I have a k8s cluster in minikube, configured a service account admin-user with the cluster-admin role, and am configuring the ServiceAccount below to use in my own application. Everything is applied in the same namespace and my spec is using the me serviceAccountName.
apiVersion: v1
kind: ServiceAccount
metadata:
name: me
---
apiVersion: rbac.authorization.k8s.io/v1
kind: Role
metadata:
name: myRole
rules:
- apiGroups: [""]
resources: ["serviceaccounts, secrets"]
verbs: ["get"]
---
apiVersion: rbac.authorization.k8s.io/v1
kind: RoleBinding
metadata:
name: myRoleBinding
subjects:
- kind: ServiceAccount
name: me
namespace: namespace
roleRef:
kind: Role
name: myRole
apiGroup: rbac.authorization.k8s.ioMy application uses the rest.InClusterConfig.
When executing client.CoreV1().ServiceAccounts("namespace").Get(ctx, "admin-user", meta.GetOptions{}) I get this error:
serviceaccounts "admin-user" is forbidden: User "system:serviceaccount:namespace:me" cannot get resource "serviceaccounts" in API group "" in the namespace "namespace"

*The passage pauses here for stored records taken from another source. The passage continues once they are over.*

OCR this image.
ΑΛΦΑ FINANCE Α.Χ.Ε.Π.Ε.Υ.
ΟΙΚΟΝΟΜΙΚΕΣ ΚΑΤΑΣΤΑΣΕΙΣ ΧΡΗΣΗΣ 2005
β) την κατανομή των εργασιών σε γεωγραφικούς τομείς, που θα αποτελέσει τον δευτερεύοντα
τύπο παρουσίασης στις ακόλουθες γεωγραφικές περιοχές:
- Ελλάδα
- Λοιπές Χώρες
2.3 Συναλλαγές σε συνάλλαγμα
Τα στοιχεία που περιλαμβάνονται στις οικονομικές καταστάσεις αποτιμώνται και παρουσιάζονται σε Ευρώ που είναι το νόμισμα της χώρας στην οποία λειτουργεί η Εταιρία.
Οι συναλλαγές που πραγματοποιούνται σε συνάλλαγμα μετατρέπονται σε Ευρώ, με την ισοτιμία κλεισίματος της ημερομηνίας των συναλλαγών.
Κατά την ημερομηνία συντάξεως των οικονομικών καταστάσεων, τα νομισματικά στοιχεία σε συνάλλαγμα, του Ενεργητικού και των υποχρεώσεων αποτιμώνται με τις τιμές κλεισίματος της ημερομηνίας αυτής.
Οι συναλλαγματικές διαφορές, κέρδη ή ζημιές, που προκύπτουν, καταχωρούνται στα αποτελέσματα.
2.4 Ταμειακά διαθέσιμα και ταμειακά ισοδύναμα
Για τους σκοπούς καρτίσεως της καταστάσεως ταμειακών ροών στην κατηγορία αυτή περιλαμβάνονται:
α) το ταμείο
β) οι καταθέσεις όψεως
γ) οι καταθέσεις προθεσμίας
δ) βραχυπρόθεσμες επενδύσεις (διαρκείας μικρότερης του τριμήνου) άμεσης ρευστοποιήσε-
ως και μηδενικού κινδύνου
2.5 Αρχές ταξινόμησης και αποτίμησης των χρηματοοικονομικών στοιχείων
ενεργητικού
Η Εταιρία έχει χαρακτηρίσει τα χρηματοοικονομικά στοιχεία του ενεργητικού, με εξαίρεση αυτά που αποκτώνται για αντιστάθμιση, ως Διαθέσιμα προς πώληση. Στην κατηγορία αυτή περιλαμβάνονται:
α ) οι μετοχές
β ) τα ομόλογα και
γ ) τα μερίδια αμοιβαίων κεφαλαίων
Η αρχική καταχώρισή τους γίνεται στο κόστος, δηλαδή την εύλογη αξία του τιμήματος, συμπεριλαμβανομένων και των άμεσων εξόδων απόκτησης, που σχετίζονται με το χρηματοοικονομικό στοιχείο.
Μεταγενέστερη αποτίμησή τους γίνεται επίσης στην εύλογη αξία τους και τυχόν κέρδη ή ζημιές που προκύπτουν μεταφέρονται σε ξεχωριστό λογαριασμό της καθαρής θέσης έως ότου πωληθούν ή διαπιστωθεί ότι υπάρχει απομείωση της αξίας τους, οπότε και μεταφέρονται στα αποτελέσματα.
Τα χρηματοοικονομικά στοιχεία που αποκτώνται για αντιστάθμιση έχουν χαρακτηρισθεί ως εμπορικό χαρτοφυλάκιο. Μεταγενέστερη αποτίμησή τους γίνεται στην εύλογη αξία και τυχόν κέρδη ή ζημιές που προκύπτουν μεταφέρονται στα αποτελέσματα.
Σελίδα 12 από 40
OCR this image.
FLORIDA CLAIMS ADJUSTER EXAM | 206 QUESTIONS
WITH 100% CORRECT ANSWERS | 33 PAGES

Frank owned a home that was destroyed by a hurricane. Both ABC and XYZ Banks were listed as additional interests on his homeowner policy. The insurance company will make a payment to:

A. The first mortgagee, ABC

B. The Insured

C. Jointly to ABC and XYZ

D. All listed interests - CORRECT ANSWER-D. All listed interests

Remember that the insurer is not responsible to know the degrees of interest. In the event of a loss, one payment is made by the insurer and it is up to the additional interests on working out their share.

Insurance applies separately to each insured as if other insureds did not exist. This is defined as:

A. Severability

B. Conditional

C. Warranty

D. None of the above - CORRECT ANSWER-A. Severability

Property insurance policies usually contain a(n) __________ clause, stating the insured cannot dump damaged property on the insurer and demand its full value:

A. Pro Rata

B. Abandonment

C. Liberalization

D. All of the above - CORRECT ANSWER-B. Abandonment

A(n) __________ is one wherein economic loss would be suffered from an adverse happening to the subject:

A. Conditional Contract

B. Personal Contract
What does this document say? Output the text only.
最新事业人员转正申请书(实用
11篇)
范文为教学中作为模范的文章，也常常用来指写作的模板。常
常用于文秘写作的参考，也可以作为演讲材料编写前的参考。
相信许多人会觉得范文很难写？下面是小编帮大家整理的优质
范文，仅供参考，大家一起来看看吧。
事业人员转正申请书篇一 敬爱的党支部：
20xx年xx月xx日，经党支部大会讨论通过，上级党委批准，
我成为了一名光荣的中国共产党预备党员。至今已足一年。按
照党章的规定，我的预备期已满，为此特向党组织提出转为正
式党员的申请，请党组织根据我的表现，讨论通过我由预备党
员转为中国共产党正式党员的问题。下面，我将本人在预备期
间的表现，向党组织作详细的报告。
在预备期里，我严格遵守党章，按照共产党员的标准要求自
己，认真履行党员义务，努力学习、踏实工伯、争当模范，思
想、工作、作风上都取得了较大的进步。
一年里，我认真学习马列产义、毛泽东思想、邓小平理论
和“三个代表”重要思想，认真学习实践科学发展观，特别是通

When I bind the me ServiceAccount to the default view ClusterRole instead of myRole, my client call then works. From what I can tell, I am granting the same privileges necessary for serviceaccounts in myRole compared to view.
It seems I am not granting the correct privileges but I can't figure out what is necessary.
Typo in resources: ["serviceaccounts, secrets"].
Should be resources: ["serviceaccounts", "secrets"].